One aspect of triggers that can be difficult to understand is the order in which triggers fire if several triggers are impacted by the same triggering action. Whether competing triggers are fired, and the order in which they are fired, depends on two things: trigger type (BEFORE, INSTEAD OF, or AFTER), and trigger scope (row-level or statement-level).
UPDATE statements can modify column values in more than one table. The sequence of trigger firing is the same for each table, but the order that the tables are updated is not guaranteed.
For row-level triggers, BEFORE triggers fire before INSTEAD OF triggers, which fire before AFTER triggers. All row-level triggers for a given row fire before any triggers fire for a subsequent row.

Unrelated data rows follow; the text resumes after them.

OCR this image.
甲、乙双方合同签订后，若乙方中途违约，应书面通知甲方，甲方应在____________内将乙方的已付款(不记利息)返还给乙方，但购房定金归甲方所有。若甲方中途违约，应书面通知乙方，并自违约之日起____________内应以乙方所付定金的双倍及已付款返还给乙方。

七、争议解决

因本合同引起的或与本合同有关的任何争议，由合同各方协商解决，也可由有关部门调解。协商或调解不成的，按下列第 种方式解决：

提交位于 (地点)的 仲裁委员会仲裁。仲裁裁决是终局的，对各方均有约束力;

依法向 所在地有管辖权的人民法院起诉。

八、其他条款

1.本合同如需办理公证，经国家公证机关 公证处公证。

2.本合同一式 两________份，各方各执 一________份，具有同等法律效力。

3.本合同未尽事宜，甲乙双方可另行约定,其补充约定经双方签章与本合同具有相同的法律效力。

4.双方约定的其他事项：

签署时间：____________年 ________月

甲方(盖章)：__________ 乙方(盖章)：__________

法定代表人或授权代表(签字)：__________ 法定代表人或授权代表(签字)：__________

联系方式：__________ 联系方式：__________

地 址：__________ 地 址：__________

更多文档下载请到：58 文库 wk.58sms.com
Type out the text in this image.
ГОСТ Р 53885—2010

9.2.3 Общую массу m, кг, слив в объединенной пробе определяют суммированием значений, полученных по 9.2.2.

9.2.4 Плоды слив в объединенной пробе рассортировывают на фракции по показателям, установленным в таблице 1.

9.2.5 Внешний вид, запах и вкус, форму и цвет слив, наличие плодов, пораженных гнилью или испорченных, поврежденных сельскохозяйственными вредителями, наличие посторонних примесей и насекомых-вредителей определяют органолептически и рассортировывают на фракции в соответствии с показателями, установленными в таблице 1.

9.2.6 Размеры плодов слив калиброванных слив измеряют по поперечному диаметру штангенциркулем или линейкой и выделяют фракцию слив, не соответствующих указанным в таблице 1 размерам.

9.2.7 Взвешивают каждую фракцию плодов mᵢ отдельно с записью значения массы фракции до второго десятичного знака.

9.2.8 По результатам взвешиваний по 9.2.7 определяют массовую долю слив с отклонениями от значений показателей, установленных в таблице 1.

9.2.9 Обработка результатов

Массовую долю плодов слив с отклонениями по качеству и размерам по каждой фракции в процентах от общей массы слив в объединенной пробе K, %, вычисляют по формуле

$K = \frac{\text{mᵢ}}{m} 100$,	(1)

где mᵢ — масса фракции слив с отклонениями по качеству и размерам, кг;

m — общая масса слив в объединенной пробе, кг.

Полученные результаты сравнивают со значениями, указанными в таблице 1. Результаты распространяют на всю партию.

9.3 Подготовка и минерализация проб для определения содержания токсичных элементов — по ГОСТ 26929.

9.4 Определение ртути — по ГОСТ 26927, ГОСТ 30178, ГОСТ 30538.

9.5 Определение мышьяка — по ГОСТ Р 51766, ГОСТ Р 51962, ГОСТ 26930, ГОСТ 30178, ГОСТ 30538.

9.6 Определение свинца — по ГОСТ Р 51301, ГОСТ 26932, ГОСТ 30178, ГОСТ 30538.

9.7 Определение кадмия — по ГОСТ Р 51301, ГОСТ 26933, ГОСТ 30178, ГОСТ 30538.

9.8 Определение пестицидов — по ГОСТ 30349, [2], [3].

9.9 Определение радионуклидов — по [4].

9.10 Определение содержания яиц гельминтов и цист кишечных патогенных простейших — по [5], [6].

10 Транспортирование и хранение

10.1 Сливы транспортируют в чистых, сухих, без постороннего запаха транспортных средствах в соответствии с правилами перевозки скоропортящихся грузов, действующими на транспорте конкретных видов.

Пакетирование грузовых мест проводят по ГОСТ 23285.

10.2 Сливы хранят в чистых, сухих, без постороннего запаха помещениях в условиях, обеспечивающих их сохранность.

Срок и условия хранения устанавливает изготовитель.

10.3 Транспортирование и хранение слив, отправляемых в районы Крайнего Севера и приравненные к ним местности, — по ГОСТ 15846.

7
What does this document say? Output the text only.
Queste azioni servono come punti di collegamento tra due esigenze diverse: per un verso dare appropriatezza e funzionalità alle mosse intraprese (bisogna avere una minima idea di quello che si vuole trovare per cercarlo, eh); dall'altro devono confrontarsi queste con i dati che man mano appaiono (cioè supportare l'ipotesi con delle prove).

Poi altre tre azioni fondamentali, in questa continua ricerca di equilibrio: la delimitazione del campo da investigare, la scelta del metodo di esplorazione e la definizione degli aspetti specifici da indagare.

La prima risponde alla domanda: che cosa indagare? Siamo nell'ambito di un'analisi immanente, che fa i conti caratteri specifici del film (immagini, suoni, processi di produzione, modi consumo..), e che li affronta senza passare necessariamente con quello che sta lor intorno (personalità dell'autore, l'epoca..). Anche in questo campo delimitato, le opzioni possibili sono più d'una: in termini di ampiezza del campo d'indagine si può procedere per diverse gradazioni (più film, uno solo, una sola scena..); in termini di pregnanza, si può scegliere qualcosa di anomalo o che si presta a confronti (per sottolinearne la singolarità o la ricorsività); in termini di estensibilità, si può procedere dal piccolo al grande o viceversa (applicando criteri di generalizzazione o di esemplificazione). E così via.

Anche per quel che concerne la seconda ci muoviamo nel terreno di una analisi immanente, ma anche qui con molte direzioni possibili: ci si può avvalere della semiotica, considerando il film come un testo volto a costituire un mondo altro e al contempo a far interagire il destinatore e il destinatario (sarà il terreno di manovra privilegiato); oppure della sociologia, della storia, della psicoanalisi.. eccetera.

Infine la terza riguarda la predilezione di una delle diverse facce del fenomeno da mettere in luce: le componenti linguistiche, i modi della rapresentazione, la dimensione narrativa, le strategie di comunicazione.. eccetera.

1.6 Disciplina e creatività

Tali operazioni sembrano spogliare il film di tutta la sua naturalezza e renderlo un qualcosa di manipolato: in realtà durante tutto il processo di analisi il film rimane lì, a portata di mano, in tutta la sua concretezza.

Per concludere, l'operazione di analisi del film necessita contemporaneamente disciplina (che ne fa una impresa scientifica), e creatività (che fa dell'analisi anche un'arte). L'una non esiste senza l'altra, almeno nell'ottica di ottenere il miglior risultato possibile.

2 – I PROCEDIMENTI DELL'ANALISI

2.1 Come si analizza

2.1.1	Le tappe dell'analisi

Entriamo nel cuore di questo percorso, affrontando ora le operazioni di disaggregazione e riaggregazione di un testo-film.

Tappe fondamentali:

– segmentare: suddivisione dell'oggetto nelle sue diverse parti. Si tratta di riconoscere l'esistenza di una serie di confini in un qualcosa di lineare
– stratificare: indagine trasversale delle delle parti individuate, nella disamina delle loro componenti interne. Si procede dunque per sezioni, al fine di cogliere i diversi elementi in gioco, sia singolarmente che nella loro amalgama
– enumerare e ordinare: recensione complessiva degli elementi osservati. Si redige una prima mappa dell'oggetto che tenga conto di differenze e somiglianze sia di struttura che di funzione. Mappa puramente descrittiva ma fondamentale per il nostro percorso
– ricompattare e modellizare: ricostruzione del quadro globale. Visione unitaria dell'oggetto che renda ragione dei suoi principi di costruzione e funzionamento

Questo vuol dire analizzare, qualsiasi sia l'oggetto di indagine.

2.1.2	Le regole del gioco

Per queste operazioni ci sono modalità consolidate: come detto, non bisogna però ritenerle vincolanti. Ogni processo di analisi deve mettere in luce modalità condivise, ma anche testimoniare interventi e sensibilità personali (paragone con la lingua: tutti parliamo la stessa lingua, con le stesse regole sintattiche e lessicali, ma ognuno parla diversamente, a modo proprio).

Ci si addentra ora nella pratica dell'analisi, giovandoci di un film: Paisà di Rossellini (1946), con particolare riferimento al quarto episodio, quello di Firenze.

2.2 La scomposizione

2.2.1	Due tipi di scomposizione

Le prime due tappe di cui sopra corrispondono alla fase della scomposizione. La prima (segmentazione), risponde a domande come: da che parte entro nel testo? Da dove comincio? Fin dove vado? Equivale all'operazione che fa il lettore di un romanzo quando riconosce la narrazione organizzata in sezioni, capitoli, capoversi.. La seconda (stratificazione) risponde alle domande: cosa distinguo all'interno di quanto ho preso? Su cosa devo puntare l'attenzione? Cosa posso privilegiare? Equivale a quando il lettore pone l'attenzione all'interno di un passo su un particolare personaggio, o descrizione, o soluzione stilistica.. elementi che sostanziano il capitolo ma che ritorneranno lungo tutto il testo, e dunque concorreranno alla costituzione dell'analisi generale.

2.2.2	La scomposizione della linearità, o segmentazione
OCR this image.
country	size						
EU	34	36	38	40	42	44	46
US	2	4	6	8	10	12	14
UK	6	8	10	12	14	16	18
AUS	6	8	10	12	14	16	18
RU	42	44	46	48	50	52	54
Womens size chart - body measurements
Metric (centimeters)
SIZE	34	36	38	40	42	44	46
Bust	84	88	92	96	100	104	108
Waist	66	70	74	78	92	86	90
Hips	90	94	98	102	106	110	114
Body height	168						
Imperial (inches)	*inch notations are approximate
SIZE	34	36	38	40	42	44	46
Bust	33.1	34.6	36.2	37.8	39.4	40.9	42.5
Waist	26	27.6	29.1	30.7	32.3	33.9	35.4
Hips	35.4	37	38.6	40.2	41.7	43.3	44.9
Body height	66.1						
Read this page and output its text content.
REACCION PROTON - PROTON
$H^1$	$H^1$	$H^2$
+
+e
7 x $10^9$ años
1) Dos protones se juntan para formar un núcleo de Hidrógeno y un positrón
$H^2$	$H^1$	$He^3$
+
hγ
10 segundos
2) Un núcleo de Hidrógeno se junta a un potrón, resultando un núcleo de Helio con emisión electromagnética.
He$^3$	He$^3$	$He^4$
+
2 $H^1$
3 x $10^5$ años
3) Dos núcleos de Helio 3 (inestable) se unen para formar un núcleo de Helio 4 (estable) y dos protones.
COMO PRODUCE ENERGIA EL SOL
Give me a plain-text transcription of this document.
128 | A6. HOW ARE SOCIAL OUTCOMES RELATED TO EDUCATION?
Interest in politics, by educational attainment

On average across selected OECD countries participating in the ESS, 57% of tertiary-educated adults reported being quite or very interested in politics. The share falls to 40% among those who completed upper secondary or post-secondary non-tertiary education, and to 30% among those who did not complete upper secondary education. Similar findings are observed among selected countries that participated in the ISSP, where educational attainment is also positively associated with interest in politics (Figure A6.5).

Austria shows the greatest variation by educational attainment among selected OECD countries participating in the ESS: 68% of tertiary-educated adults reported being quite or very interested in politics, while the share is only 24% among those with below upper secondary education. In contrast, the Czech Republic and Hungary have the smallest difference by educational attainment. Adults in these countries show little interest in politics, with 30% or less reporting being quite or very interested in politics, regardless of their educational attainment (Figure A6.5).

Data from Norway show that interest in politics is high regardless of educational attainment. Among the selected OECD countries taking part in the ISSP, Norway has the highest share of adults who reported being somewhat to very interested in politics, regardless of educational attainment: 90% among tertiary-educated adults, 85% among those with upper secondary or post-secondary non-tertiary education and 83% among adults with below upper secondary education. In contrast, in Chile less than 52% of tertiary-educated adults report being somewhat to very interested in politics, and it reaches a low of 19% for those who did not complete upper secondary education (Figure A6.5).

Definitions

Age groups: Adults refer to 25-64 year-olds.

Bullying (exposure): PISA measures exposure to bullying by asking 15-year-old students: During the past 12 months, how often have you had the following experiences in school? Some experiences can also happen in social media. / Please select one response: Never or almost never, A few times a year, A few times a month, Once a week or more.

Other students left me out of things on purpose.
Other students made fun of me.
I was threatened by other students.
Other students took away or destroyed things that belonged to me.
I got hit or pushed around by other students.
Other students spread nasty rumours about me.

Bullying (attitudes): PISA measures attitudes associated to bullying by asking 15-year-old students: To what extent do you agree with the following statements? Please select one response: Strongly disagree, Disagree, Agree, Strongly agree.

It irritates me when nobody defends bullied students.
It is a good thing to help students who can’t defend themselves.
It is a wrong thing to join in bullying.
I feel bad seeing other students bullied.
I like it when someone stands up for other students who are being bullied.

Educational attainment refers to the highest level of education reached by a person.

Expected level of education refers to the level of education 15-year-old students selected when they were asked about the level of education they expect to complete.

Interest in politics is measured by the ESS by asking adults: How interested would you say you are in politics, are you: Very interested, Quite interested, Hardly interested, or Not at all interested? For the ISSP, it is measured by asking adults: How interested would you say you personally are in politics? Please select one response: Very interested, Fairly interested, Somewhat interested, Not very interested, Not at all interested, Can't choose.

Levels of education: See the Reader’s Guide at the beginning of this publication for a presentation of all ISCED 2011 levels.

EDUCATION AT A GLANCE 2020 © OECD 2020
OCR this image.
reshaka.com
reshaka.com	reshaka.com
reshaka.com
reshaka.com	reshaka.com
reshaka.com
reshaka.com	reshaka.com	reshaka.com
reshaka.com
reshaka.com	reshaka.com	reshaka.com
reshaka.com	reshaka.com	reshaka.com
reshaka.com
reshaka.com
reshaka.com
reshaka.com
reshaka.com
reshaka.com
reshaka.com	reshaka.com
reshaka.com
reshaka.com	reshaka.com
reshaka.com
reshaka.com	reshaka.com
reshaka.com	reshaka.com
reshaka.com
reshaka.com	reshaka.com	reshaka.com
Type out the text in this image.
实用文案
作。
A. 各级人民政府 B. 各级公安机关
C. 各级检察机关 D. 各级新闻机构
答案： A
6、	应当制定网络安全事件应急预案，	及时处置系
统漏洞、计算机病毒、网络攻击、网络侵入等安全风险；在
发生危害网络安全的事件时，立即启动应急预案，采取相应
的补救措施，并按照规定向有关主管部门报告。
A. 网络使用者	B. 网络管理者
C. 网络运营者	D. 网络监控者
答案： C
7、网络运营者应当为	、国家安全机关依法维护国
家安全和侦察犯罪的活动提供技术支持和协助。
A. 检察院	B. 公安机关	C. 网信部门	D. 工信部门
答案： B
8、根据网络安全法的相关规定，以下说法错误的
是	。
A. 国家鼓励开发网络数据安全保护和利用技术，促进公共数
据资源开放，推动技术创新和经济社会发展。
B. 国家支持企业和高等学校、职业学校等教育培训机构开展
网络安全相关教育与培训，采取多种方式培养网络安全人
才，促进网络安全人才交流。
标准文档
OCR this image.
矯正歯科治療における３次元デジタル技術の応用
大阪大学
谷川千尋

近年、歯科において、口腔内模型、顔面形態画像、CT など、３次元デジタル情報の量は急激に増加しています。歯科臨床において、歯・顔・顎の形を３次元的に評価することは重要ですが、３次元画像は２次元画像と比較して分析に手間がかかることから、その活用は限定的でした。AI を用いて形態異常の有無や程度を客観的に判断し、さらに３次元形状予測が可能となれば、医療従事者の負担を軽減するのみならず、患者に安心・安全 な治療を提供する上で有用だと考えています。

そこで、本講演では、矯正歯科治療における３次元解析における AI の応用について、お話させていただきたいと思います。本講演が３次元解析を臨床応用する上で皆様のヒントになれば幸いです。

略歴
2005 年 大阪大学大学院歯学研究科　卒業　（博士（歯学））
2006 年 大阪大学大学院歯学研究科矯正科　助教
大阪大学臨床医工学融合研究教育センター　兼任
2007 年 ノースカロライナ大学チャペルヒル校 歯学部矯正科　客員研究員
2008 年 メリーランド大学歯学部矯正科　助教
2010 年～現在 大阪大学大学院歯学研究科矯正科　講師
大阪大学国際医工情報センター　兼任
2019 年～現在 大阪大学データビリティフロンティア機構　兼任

For statement-level triggers, INSTEAD OF triggers fire before AFTER triggers. Statement-level BEFORE triggers are not supported.
If there are competing statement-level and row-level AFTER triggers, the statement-level AFTER triggers fire after all row-level triggers have completed.
If there are competing statement-level and row-level INSTEAD OF triggers, the row-level triggers do not fire.
The OLD and NEW temporary tables created for AFTER STATEMENT triggers have the same schema as the underlying base table, with the same column names and data types. However these tables do not have primary keys, foreign keys, or indexes. The order of the rows in the OLD and NEW temporary tables is not guaranteed and may not match the order in which the base table rows were updated originally.